Is there a good helmet that converts from a full face to an XC helmet? Be cool to find a helmet that can go AC/DC or XC/DH... Not sure if there is anything on the market like that, but I'm wanting more protection on my AM bike and BMX cruiser, but need a general XC helmet too, does anything do double duty?


----------



## mimi1885 (Aug 12, 2006)

Yes there are a few but they are not cheap or as durable. The 2 I know is casco viper mx, and met parachute. I own the casco bought it online from Germany years ago. They are pretty good and comfortable, but not as cool (air flow) as the Met which is also cheaper too.


----------



## Pimpride (Nov 14, 2005)

I like the met parachute.. Looks to be they type of helmet I'm looking for. I'm surprised more manufacturers don't make similar helmets. Seems like I can get it only from International sellers.


----------



## shiggy (Dec 19, 1998)

Pimpride said:


> I like the met parachute.. Looks to be they type of helmet I'm looking for. I'm surprised more manufacturers don't make similar helmets. Seems like I can get it only from International sellers.

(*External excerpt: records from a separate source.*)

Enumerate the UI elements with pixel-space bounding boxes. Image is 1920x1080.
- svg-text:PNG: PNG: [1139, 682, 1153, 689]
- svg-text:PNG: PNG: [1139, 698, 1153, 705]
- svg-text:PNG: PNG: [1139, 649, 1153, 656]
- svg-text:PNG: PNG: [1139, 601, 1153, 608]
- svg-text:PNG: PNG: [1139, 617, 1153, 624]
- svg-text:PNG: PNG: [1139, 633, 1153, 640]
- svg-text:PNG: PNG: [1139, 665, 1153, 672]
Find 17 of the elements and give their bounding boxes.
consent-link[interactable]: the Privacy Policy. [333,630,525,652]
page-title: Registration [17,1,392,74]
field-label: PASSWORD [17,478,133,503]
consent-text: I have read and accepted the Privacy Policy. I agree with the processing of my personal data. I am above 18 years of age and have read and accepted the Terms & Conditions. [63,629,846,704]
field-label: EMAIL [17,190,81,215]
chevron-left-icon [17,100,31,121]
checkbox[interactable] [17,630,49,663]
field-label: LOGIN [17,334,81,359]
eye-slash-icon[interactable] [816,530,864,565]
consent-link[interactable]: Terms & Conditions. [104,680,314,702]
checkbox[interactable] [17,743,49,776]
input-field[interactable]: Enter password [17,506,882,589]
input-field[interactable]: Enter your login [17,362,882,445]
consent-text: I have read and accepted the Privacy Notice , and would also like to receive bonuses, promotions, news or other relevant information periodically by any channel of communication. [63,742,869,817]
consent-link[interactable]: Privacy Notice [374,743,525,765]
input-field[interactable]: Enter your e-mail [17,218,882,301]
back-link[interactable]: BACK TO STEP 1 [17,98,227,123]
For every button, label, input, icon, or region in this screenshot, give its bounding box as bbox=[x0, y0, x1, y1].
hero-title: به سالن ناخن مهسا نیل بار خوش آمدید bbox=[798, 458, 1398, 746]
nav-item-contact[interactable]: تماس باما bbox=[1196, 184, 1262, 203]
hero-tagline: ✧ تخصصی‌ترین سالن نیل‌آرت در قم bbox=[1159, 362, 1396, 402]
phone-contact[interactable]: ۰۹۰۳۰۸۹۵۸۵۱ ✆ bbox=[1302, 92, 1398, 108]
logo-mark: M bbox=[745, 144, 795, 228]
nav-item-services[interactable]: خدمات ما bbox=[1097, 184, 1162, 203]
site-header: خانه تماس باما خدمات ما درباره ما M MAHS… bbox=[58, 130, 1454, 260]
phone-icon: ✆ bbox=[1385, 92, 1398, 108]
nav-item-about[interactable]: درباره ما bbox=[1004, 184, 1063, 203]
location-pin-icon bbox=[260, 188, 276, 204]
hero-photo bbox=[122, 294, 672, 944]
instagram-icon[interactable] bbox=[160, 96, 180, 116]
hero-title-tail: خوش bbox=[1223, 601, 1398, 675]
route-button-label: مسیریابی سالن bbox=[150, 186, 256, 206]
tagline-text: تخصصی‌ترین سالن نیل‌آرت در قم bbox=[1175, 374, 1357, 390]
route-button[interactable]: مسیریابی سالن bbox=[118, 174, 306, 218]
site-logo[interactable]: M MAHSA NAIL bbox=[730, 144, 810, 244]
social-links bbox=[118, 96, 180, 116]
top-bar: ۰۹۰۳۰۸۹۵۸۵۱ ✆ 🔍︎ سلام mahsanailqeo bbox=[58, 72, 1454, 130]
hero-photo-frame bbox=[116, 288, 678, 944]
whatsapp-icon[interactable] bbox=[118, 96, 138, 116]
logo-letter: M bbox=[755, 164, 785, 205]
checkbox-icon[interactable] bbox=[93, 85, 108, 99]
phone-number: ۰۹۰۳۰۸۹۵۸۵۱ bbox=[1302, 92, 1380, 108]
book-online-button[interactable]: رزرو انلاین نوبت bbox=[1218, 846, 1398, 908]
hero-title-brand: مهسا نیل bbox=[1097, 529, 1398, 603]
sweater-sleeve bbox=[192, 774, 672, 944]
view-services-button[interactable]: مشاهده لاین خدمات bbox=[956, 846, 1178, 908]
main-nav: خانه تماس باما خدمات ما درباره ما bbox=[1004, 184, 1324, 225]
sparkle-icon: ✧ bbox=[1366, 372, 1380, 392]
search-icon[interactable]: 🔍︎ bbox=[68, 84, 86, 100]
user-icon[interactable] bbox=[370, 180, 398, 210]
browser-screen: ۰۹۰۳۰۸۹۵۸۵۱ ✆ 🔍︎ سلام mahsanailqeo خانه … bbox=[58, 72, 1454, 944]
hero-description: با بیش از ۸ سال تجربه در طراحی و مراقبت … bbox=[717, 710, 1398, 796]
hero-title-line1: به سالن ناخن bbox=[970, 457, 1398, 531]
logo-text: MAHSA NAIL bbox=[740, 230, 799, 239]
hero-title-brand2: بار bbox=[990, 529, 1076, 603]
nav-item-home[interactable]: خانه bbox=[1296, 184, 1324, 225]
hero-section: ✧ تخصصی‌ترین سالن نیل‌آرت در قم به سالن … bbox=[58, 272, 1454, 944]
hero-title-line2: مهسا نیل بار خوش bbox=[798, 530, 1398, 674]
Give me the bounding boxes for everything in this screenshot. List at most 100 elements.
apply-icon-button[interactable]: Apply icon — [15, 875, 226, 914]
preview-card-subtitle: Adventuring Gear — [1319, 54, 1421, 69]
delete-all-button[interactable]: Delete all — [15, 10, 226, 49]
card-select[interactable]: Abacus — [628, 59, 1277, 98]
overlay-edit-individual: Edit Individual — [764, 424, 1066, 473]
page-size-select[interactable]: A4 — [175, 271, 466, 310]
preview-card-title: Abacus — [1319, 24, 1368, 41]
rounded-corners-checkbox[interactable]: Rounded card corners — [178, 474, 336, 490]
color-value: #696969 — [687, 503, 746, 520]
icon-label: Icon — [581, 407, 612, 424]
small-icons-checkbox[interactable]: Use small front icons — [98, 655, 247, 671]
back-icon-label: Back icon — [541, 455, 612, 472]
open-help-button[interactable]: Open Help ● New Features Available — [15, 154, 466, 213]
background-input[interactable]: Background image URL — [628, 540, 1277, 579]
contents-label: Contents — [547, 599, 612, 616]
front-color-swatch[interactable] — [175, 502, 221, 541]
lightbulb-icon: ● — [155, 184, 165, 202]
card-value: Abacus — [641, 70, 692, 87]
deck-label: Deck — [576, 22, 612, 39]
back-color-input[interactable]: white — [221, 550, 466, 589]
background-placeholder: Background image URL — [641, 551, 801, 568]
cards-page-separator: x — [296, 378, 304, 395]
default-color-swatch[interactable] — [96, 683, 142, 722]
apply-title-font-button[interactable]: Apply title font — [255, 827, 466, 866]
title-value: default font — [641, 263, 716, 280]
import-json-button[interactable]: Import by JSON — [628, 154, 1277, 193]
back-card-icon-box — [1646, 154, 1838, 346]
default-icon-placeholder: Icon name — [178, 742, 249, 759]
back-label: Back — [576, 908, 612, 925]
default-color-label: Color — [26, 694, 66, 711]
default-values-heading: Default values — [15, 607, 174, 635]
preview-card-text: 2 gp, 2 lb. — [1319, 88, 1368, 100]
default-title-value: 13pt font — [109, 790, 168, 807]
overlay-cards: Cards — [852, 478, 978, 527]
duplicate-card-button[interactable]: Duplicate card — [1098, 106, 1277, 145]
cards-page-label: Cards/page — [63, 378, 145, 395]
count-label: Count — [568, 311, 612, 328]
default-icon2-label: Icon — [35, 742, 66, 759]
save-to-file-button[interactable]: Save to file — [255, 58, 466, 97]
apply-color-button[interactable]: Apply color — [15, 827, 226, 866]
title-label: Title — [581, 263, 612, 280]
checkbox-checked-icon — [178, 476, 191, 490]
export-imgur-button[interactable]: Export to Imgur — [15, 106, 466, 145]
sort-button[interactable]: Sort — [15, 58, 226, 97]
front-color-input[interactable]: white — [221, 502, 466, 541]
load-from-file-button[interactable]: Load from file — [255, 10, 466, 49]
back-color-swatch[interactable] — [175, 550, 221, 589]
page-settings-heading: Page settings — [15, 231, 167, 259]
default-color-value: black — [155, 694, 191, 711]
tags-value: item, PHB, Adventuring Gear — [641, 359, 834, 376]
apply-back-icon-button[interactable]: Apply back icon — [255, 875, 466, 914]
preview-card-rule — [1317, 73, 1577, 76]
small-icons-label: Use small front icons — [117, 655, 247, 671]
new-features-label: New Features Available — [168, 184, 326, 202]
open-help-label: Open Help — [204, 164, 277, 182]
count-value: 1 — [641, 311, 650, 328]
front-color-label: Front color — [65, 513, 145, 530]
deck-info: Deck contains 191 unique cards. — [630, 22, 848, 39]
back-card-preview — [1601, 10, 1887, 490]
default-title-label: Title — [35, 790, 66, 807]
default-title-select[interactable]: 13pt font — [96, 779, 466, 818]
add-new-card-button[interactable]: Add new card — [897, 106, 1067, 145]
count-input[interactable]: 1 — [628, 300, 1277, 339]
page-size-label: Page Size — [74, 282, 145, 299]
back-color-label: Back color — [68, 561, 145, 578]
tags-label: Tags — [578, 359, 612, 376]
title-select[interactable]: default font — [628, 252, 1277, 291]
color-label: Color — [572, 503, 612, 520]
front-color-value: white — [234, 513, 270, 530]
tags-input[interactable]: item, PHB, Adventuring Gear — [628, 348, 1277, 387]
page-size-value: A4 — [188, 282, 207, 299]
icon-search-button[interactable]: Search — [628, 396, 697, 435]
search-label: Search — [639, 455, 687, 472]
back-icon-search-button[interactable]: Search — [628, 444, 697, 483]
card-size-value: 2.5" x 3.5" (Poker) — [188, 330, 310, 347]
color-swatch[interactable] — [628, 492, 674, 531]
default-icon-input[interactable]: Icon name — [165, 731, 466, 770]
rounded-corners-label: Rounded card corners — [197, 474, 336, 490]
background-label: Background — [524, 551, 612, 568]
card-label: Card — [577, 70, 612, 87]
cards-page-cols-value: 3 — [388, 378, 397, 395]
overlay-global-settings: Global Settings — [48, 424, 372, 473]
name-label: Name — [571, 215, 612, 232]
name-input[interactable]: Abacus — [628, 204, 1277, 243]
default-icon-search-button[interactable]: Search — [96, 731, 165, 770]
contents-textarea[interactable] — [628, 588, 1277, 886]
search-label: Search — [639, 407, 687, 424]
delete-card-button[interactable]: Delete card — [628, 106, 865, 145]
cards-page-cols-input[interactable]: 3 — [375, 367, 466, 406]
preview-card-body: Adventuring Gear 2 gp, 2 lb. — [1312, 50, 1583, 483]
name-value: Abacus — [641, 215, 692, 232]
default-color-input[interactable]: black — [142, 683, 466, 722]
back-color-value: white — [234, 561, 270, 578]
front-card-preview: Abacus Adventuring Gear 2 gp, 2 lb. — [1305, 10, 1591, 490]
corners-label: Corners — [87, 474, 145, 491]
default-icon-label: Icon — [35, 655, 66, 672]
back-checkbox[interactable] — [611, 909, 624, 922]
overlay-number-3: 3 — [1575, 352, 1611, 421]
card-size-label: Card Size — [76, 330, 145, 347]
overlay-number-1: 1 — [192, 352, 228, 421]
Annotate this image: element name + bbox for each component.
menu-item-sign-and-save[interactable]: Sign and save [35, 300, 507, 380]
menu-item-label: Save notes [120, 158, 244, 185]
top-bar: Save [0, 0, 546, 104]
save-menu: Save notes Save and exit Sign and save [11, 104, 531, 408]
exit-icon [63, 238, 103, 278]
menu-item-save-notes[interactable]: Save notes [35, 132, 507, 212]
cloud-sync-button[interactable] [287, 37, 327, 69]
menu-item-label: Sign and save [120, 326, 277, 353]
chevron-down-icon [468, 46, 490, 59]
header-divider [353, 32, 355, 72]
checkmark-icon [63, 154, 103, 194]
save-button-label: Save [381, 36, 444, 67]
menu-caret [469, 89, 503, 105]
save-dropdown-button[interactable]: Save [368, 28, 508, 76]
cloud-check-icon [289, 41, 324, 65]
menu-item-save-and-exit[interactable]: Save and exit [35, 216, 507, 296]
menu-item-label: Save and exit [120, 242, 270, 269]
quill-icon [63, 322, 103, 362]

Apparently, the convertible helmets do not meet US impact standards. Plus there are questions about how much protection they can actually provide. Companies such as POC have been working on (overall) helmet designs that provide real-world protection beyond the mandated tests.


----------



## b-kul (Sep 20, 2009)

check out the urge archi-enduro. not convertable but it looks like it could pull double duty no problem.


----------



## p0is0n0ak (May 17, 2007)

Giro had a model called the Switchback a few years ago, but I heard they recalled it. I guess people were using it for downhill and didn't fare so well. I just used mine for heavy XC, before All Mountain became a category and liked it. I knocked the side of my head against a tree once and the helmet did right by me.


----------